Can The Message Be Greater Than The Medium?

Mural by SF Poster Syndicate



By Christopher Statton

As Clarion Alley Mural Project (CAMP) celebrates its 25th year, it is only fitting that our first mural of 2017 was entitled Cultivating Resistance, a collaborative project between CAMP and the SF Poster Syndicate. Depicted at the center of the image are communities standing together to support and honor the environment, education, and criminal justice reform. Surrounded on all sides by the current evils of our time, they are insulating the fledgling tree with their activism.

Spending the month leading up to and following the presidential election painting on the cold side of Clarion Alley in San Francisco, the side that never sees direct sun, gave an odd vantage point into the insanity of our time. Painting with the arts collective The SF Poster Syndicate, we were frequently confronted with the gleeful spectacle of selfie sticks, sexy poses, and Uber and Lyft drivers forcing the gathered crowds to part as their GPS would take them down one of the slowest short cut routes imaginable.

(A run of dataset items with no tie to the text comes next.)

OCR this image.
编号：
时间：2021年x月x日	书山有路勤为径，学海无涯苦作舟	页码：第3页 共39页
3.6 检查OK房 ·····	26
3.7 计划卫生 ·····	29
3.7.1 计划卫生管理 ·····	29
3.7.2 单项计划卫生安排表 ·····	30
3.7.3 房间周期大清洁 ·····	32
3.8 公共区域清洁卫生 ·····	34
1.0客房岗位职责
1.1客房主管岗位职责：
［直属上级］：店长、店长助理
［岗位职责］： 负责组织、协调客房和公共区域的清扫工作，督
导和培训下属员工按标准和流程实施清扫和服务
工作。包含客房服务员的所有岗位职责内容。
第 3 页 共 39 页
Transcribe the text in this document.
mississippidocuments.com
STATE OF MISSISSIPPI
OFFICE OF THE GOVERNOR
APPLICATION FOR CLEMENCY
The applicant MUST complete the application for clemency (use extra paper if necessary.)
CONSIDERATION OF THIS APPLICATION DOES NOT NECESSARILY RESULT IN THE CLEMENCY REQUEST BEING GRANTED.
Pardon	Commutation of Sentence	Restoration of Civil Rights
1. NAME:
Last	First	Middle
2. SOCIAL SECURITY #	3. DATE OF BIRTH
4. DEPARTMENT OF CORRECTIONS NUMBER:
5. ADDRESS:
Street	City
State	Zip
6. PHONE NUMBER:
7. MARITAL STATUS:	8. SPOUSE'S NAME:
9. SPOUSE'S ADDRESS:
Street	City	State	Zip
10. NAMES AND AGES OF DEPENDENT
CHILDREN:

For all the thoughtful intention contained in vibrant images, CAMP also reflects the many frictions and conflicts of modern life. Situated in one San Francisco’s most hyper-gentrified neighborhoods, the project spans one block of garages, fences, and backdoors covered with murals capturing with heartrending beauty the heartbreak of our current social and political challenges. In many ways, CAMP is a living document of the rapidly changing city of San Francisco, and many others throughout the world. The uniqueness of visuals curated by CAMP created on a large scale by the community, not corporations, draws valuable attention to the critical issues of our times. Recent murals on the alley include: Rise In Power Brothers & Sisters honoring a handful of the black and brown men and women who have been murdered by police, located directly across from the Mission Police Station; and the muralNarratives of Displacement featuring a map of San Francisco evictions along with portraits of community members who have been displaced and a phone number to call to listen to their stories of evictions.